Dicevamo degli infortuni, che, in verità, non devono rappresentare un alibi. È pur vero, tuttavia, che dall’inizio della stagione, l’infermeria di Milanello si mantiene sempre piuttosto affollata, sia a causa degli infortunati di lungo corso, ma anche per via di continui, piccoli problemi che caratterizzano i componenti della rosa di Allegri, in ogni reparto. Abbiamo ricordato il centrocampo, ma nemmeno l’attacco è stato risparmiato alcune settimane or sono, mentre adesso a essere colpita è soprattutto la difesa, portieri compresi. Raramente, infatti, si è vista una squadra scendere in campo, come è successo ieri al Milan, con tutti gli estremi difensori in condizioni fisiche non ottimali, mentre le defezioni di Abate e Antonini (solo le ultime in ordine di tempo) hanno costretto Allegri a inventare il reparto. Si spera, dal 2012, di invertire decisamente la rotta. IN RIBASSO.

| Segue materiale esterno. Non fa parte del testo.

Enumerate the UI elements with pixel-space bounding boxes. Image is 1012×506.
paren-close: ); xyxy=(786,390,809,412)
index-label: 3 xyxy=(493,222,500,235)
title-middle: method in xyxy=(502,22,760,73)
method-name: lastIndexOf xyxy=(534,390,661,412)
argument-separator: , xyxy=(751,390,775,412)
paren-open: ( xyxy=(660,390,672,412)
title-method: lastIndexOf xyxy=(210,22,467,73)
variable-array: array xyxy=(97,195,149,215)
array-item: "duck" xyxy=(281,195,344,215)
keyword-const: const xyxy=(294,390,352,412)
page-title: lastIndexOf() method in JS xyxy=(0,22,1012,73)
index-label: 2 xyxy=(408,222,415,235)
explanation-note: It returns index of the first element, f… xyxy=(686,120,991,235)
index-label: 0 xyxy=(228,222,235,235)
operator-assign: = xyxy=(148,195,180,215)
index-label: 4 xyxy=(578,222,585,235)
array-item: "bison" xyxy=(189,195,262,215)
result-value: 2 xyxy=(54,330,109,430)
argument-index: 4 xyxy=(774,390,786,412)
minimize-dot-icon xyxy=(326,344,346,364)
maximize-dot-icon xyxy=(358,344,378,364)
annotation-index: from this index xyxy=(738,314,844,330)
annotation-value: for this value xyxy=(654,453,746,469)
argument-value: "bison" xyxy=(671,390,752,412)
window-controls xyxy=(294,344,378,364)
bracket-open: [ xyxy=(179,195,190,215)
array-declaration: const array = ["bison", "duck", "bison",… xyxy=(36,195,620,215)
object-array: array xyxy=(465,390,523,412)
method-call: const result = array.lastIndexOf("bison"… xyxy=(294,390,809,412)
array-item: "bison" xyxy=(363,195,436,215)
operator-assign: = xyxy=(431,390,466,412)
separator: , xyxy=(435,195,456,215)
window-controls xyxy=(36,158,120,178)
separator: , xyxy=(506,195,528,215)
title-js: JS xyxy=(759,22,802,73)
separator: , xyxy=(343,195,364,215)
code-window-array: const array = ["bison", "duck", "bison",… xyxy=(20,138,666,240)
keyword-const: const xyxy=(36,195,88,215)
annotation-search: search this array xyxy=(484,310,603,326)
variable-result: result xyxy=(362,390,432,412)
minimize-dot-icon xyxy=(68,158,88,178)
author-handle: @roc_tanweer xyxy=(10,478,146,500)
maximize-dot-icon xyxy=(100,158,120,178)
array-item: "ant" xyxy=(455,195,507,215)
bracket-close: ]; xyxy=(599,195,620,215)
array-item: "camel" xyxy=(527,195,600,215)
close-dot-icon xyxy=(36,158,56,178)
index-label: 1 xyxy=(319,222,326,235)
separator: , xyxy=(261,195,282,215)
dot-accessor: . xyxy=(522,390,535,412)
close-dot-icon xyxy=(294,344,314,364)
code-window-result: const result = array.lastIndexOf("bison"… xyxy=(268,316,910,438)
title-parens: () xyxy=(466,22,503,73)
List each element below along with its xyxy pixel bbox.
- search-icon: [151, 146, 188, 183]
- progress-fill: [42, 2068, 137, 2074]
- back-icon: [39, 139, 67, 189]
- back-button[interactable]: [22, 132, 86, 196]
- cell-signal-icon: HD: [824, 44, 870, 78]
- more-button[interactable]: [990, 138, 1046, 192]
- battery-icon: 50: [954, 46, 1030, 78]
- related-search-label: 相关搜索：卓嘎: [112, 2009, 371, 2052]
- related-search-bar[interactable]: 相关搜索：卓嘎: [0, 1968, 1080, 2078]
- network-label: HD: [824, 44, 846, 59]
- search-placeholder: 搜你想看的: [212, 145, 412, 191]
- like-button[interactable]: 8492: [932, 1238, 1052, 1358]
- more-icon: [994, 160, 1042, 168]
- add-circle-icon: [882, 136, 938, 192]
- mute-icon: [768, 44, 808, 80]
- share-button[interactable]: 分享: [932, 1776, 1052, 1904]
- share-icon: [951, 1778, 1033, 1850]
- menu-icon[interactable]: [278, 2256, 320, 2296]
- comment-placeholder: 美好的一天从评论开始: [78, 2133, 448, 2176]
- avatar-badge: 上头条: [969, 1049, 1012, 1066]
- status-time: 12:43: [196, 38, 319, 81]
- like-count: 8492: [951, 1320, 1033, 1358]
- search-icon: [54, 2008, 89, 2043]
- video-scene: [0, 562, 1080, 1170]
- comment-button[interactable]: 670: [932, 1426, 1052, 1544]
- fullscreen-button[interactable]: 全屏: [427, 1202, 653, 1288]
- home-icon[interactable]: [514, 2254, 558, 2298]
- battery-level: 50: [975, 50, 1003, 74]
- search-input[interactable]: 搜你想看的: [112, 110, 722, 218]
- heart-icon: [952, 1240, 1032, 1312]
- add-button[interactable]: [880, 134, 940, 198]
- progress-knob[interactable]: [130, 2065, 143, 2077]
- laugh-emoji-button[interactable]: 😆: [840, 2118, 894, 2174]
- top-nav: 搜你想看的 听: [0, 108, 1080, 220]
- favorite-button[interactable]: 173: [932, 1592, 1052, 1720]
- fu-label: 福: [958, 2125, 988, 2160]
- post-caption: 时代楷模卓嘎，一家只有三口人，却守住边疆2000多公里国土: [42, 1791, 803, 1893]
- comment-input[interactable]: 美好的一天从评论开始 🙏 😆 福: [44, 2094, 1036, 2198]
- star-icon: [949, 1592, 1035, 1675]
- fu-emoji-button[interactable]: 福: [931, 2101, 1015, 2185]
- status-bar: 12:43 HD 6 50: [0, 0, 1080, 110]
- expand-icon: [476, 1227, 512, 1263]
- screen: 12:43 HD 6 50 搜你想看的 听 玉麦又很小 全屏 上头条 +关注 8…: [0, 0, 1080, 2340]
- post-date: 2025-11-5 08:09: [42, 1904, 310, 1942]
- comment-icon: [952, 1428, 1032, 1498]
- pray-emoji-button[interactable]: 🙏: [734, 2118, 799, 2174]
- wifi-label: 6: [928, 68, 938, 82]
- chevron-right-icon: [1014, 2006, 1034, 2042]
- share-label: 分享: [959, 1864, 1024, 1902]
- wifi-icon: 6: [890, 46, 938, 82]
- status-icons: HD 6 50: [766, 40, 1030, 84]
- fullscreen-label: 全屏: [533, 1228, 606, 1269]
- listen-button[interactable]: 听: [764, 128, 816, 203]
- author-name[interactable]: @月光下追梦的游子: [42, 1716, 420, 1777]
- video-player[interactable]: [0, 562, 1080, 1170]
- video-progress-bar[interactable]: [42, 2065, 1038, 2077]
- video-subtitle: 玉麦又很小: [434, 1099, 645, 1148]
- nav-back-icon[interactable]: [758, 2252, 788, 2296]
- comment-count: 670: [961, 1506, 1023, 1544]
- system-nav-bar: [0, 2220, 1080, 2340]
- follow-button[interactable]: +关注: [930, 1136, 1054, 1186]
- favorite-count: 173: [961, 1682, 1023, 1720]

Una difesa in emergenza, ma i cui uomini rimasti hanno certamente risposto presente. Il lungo infortunio di Nesta, quello recente e ancor più lungo di Yepes, gli stop di Antonini e Abate hanno costretto mister Allegri ha spostare Bonera a destra, inserire il finora deludente Taiwo a sinistra e a dare finalmente spazio a Mexes. I risultati sono stati abbastanza soddisfacenti, come dimostrato dal fatto che il Siena ha impensierito la porta di Amelia soltanto in due occasioni, sempre con Bolzoni. Ben sopra la sufficienza è stata la prova di Mexes, che apre ampi spiragli di recupero e di miglioramento. Bene si è comportato anche Bonera, nel suo originario ruolo da terzino destro, e sufficiente è stata anche la prova di Taiwo. Certo, ci si aspetta ancora di più dal nigeriano. In ogni caso, meglio quando si limita all’ordinaria amministrazione rispetto a quando combina guai. IN RIALZO.